Вернувшаяся с работы соседка стучала в дверь и кричала:
— Лиля! Лиля! Ты что, заснула? Ваш чайник сгорел!
Смешно сказать — чайник! Вся жизнь у них горела…
Про несданный экзамен больше не вспоминали — новая травма полностью перекрыла предыдущую. Дальнейшие события развивались так стремительно, что Шурик потом лишь с трудом смог восстановить их последовательность.
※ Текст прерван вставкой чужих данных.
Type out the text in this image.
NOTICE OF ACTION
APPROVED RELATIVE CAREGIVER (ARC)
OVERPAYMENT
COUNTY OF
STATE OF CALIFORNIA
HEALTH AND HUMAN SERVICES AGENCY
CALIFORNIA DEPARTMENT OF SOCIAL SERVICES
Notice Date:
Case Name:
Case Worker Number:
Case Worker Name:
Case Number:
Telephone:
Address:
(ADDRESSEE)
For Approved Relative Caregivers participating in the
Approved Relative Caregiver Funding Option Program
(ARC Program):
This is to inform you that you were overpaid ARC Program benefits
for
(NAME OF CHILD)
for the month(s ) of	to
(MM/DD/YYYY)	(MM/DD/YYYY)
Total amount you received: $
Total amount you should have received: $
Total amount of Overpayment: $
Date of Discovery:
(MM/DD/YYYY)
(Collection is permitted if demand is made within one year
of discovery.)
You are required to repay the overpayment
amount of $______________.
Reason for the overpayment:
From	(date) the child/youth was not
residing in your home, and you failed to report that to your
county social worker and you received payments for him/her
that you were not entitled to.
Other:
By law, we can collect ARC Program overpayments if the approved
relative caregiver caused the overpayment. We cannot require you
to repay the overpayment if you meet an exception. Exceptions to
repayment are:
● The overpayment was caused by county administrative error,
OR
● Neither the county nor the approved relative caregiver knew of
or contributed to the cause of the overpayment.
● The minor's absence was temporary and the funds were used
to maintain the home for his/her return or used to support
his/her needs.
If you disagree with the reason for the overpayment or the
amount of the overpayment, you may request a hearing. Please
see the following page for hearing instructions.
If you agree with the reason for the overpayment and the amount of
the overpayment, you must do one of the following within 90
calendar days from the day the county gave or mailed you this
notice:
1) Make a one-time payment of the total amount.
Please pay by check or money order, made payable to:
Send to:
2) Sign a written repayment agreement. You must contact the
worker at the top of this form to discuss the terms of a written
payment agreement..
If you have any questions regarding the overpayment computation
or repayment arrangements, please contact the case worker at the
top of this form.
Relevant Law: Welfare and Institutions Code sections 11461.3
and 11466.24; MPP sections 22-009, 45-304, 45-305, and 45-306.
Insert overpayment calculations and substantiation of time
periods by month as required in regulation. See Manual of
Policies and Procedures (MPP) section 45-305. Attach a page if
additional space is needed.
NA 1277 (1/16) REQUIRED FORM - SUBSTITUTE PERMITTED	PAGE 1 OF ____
Елизавета Ивановна, мужественно пережившая на своем веку смерть мужа, любимой падчерицы, гибель сестер, эвакуацию и всякого рода лишения, незначительной неудачи с Шуриковым экзаменом не выдержала. В тот же вечер с тяжелым сердечным приступом ее увезли в больницу. Приступ развился в обширный инфаркт. Вера, привыкшая за всю свою жизнь к роскоши тонких и сильных эмоций, очень переживала. Все у нее валилось из рук, она ничего не успевала. Она варила матери бульон, стоя над булькающей кастрюлей в ожидании конца мероприятия, а перед уходом в больницу вспоминала, что забыла купить одеколон. Ехала в центр за хорошим одеколоном, а потом опаздывала в больницу к приемному часу и платила большие деньги противнейшей гардеробщице, чтобы ее впустили. И так было каждый день, каждый день…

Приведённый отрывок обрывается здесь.